За те четыре дня, которые он прожил в Кархеме, художник не успел ни расположить к себе туземцев, ни, напротив, подтвердить их опасения. В четверг вечером он вернулся в чердачную каморку, поправил одеяло на Агнесс, прикорнувшей на двух сдвинутых стульях, и зажег сальную свечу, которую едва отвоевал у хозяйки — та опасалась отпускать в долг пообносившемуся джентльмену. При дрожащем огоньке свечи он начал свою эпистолу: «Если бы не отчаянная, безысходная нужда, я никогда не осмелился бы потревожить Ваш покой, милорд, но бедность…» Далее следовал вертикальный прочерк до самого низа листа. В этот момент сердце мистера Тревельяна припомнило ему ночи, проведенные за рюмочкой джина, и подало в отставку. Охнув, он упал лицом на непросохшие чернила и пролежал так до самого утра, покуда крики Агнесс не разбудили хозяйку (та еще долго бранилась, оттирая с щеки покойного слово «ьтсондеб»).
Мистер Ладдл, приходской надзиратель, крутил листок так и эдак, но адресат письма оставался загадкой.
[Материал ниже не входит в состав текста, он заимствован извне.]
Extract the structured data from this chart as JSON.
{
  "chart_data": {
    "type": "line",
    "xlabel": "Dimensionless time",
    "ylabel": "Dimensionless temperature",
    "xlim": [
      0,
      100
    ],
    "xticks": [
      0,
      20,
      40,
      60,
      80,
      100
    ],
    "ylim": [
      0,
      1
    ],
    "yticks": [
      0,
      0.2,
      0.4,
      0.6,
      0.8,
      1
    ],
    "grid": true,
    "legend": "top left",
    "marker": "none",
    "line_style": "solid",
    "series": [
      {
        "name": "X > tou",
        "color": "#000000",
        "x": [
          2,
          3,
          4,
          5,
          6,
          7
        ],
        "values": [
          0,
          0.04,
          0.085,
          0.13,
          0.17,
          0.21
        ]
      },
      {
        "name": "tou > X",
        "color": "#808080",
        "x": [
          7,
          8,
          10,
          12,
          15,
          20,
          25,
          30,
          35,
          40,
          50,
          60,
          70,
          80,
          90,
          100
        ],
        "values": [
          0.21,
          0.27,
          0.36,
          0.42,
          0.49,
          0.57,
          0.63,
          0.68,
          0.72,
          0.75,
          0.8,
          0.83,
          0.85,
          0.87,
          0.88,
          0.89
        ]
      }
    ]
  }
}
Не скупясь на бумагу, транжира-валлиец начал с черновика, посему не указал ни имя, ни адрес загадочного лорда, на чье вспомоществование так рассчитывал. Должно быть, какой-то меценат.
Ну да какая разница? Более насущным оставался другой вопрос — как похоронить чужака? Дело шло к похоронам за счет прихода, без гроба и в безымянной могиле. Но мистер Ладдл по неосторожности озвучил и другой вариант, и тут уж квартирная хозяйка не могла не вмешаться.
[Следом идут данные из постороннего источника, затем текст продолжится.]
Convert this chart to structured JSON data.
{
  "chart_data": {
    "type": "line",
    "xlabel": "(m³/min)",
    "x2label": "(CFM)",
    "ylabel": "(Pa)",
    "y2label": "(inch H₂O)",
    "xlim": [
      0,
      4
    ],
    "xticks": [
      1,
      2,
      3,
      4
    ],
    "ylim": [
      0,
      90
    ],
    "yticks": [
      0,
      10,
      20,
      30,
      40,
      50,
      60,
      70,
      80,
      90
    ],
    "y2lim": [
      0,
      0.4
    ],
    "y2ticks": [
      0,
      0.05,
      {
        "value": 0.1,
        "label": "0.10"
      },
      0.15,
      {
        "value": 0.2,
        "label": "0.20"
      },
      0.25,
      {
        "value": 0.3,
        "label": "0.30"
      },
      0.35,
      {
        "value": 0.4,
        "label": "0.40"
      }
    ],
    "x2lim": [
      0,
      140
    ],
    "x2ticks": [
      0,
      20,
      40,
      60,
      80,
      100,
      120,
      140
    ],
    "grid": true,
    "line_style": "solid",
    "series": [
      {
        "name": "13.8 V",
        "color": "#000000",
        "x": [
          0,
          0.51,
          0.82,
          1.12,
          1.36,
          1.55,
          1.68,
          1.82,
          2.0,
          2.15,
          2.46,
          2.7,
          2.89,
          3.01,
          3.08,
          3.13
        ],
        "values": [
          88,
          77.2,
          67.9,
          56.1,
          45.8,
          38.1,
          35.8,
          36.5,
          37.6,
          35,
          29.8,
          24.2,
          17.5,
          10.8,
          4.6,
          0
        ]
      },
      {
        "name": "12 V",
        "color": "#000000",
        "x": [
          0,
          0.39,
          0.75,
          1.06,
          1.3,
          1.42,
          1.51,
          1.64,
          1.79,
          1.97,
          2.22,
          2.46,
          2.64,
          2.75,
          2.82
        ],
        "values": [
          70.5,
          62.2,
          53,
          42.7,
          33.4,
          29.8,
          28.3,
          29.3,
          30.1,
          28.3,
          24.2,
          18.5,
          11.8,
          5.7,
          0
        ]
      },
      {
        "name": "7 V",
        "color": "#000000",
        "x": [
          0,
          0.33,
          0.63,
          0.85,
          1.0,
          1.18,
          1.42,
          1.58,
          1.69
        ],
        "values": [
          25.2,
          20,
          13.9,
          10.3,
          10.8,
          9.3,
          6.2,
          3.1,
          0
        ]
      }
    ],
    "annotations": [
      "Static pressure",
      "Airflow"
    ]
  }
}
Вплоть до 1832 года жизнь вдовы Стоунфейс едва ли выходила за рамки «Фермерского альманаха». На день архангела Михаила — жирный гусь, на Рождество — пирожки с сухофруктами, на Пасху — пудинг с пижмой. Скучно жила, без искры. Но в 1832 парламент принял Анатомический Акт, всколыхнувший миссис Стоунфейс до самых недр ее души.
Как объяснял бидль, намерения у парламентариев были благие. Не секрет, что врачам нужно оттачивать мастерство в анатомическом театре. Спрашивается, откуда брать трупы? Если раньше им отдавали тела повешенных, то в наши просвещенные времена врачей стало больше, а висельников меньше. Что докторам делать в таких условиях? Поневоле нанимают всякий сброд, который по ночам ворует тела из могил. Да что из могил! Доходит до смертоубийства. Вон, в том же Эдинбурге не так давно орудовали душегубы, Бёрк и Хэйр. Прохожих они убивали, а тела, еще свеженькие, сбывали профессору в университете. Зато теперь доктора получат трупы бродяг и нищих. Словом, всех тех, кого некому похоронить.
Миссис Стоунфейс твердо решила, что в своем приходе такого произвола не допустит. Где ж это видано, чтобы какой-то бедняк предстал перед Господом без печени или селезенки! Сама она даже выпавшие зубы складывала в шкатулку, которую собиралась захватить с собой в гроб — на случай, если Господь потребует за них отчитаться.
С тех самых пор она устраивала похороны для неимущих. Не за свой счет, разумеется, ведь так и самой можно по миру пойти. Но кто из прихожан захочет прослыть дурным христианином? Приходилось раскошелиться. Появление миссис Стоунфейс на улице было сравнимо разве что с приездом шерифа Ноттингемского из баллад о Робин Гуде. Ставни хлопали, ревущие младенцы замолкали, взрослые прятались в погреб — авось пройдет мимо!
Но разве это кого-то спасало?
Миссис Стоунфейс хлопотала, отдавала распоряжения, торговалась, уличала, угощала, принимала заслуженные комплименты — словом, вела насыщенную жизнь на благо своих ближних.